There was a time when presidential elections in Brazil dictated the direction of financial markets. Now things are different. By all accounts, the domestic structured finance arena has been untouched by the first-round presidential vote on Oct. 1, and the lead up to a run-off ballot set for Oct. 29, between Workers Party incumbent Luiz Inacio Lula da Silva and Social Democrat rival Geraldo Alckmin.
"In terms of issuance and the market, we haven't seen anything slowing down," said Jayme Bartling, director of structured finance at Fitch Ratings. The numbers bear that out.
According to Uqbar, a Brazilian securitization consultancy, issuance in the third quarter totaled R$3.1 billion ($1.5 billion), soaring 126% from the same period last year and 169% from the second quarter. And furious registration activity signals bulky volumes ahead as well. Registrations of domestic securitizations in the third quarter were made for a total value of R$3.2 billion, a leap of 215% from the same quarter last year.
Last year, registrations in the third quarter lagged behind issuance. This year, it's the reverse, boding well for a brisk fourth quarter.
Unfazed by politics
Regardless of how heated the presidential contest becomes, and even with the slew of scandals that have recently hit the Workers Party, originators, structurers and other ABS participants have apparently been unfazed by political noise.
"A lot of new transactions are entering the structuring phase," Bartling said. "And it's been a good mix of RMBS, CMBS and ABS."
Among the deals now selling is BV Financeira II, a receivable investment fund (FIDC) totaling R$1 billion and backed by auto loans from the deal's namesake originator. A change in the custodian from Citibank to Bradesco delayed the onset of distribution, but investors have been purchasing shares since earlier this month, according to a source close to the deal. BV Financeira II is divided into a R$500 million senior A tranche, a R$500 million subordinated B piece and a subordinated A tranche totaling at least R$1 million. Banco Votorantim is the arranger, while sister unit Votorantim Asset Management is the administrator.
A shares have a final legal of five years, while B shares are about 5.5 years. On its national scale, Standard & Poor's rated the senior piece brAAAf' and the B piece brBf'.
Elsewhere in Brazil, Union National FIDC, sized at R$105 million, is expected to launch shortly. The deal is backed by discounted trade receivables from a range of small companies. Union, a factoring company, will determine which companies will be included in the pool, according to a source close to the deal. Banco Itau, the custodian of the structure, approves each candidate, which must then be vetted by a credit committee established by the transaction. Oliveira Trust is the fund administrator. The shares mature in December 2008, and represent a follow up to a $50 million FIDC that Union issued earlier this year. Local agency Austin Rating gave the upcoming deal a A+'.

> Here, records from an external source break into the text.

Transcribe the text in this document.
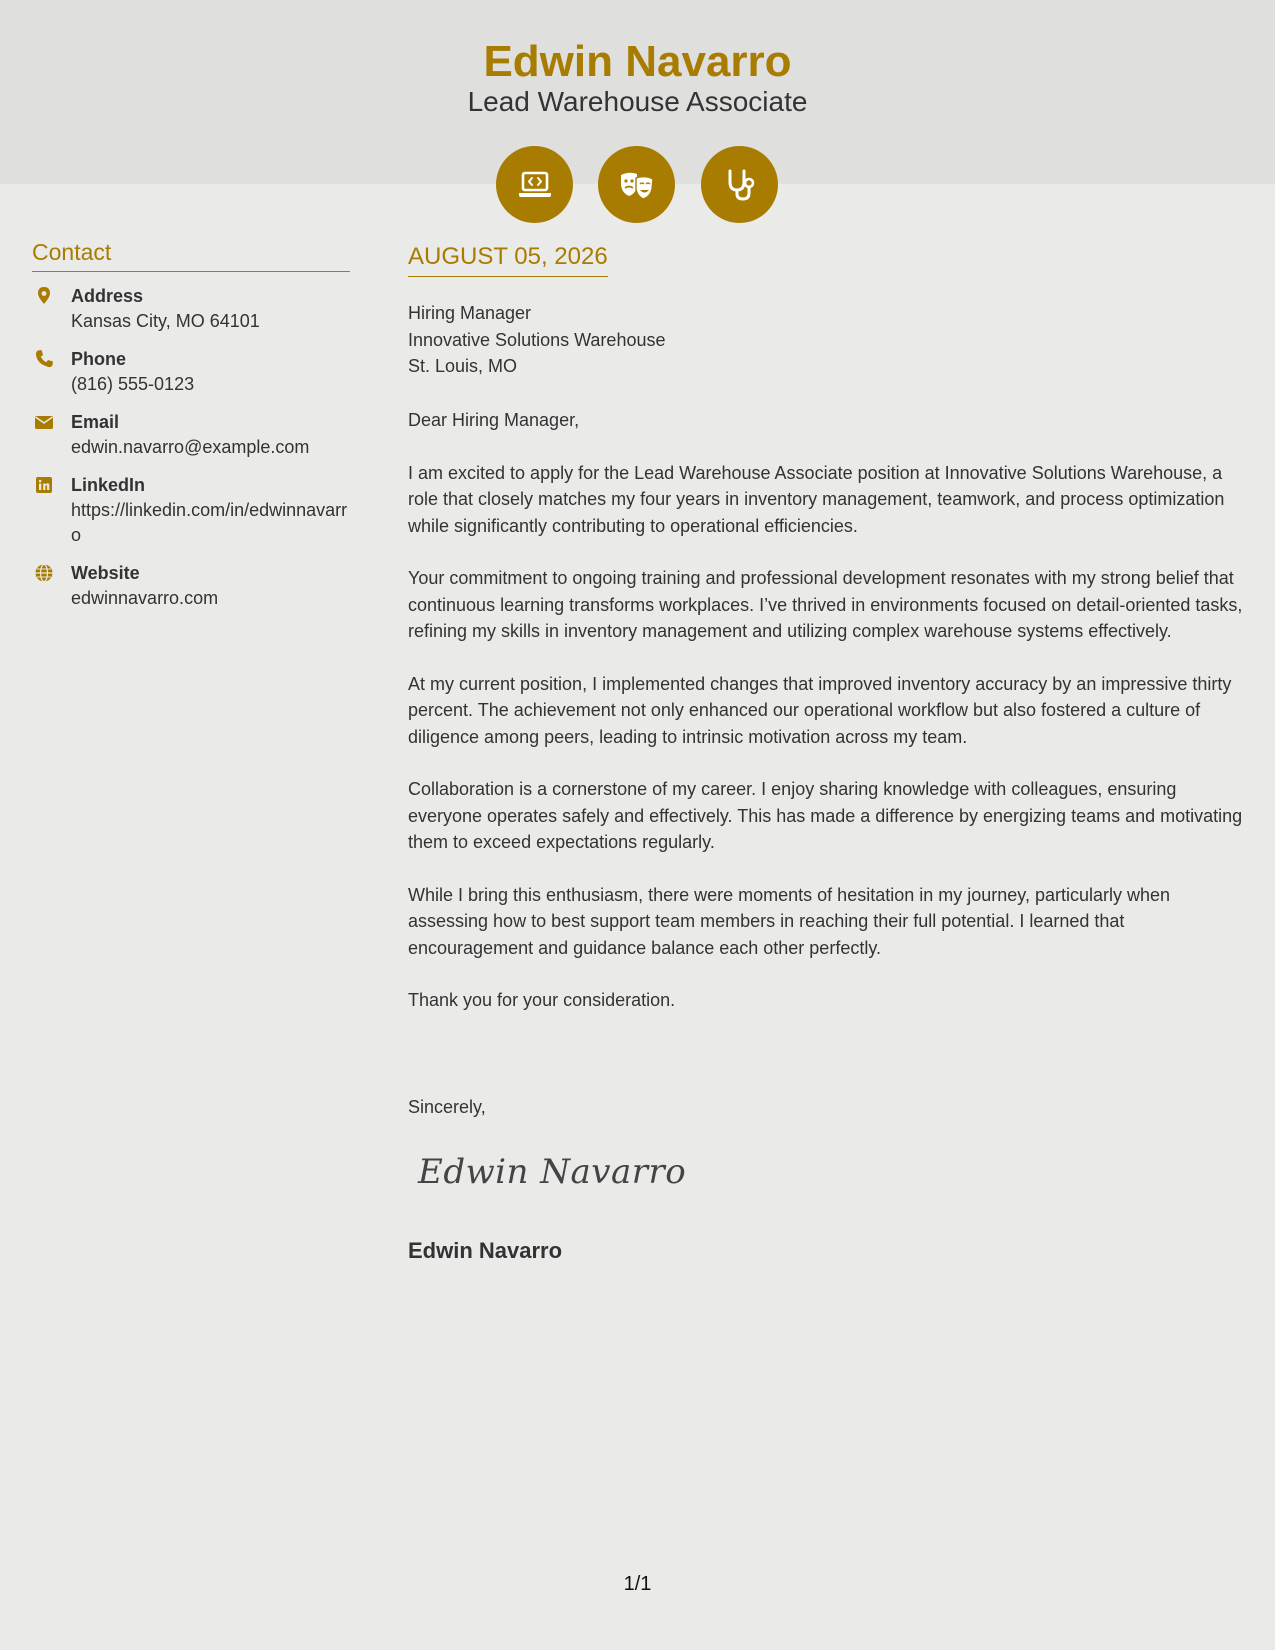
Edwin Navarro
Lead Warehouse Associate
Contact
Address
Kansas City, MO 64101
Phone
(816) 555-0123
Email
edwin.navarro@example.com
LinkedIn
https://linkedin.com/in/edwinnavarro
Website
edwinnavarro.com
AUGUST 05, 2026
Hiring Manager
Innovative Solutions Warehouse
St. Louis, MO

Dear Hiring Manager,

I am excited to apply for the Lead Warehouse Associate position at Innovative Solutions Warehouse, a role that closely matches my four years in inventory management, teamwork, and process optimization while significantly contributing to operational efficiencies.

Your commitment to ongoing training and professional development resonates with my strong belief that continuous learning transforms workplaces. I’ve thrived in environments focused on detail-oriented tasks, refining my skills in inventory management and utilizing complex warehouse systems effectively.

At my current position, I implemented changes that improved inventory accuracy by an impressive thirty percent. The achievement not only enhanced our operational workflow but also fostered a culture of diligence among peers, leading to intrinsic motivation across my team.

Collaboration is a cornerstone of my career. I enjoy sharing knowledge with colleagues, ensuring everyone operates safely and effectively. This has made a difference by energizing teams and motivating them to exceed expectations regularly.

While I bring this enthusiasm, there were moments of hesitation in my journey, particularly when assessing how to best support team members in reaching their full potential. I learned that encouragement and guidance balance each other perfectly.

Thank you for your consideration.

Sincerely,
Edwin Navarro
Edwin Navarro
1/1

Meanwhile, Brazil's lackluster MBS sector finally has some interesting news. Brazilian Securities, a company specializing in packaging real estate receivables into bond deals, is out in the market with a R$75 million transaction, the largest deal backed by residential mortgages ever issued in the country. The originator is construction company Gafisa, which lends to both residential and commercial clients. The paper has a legal final of January 2015, and is enhanced by the subordination of R$11 million in paper. Fitch Ratings has rated the senior tranche AA(bra)' on the national scale.
In Brazil, RMBS tend to be small and are typically originated by construction companies. Local rules create disincentives for banks to securitize their mortgage portfolios.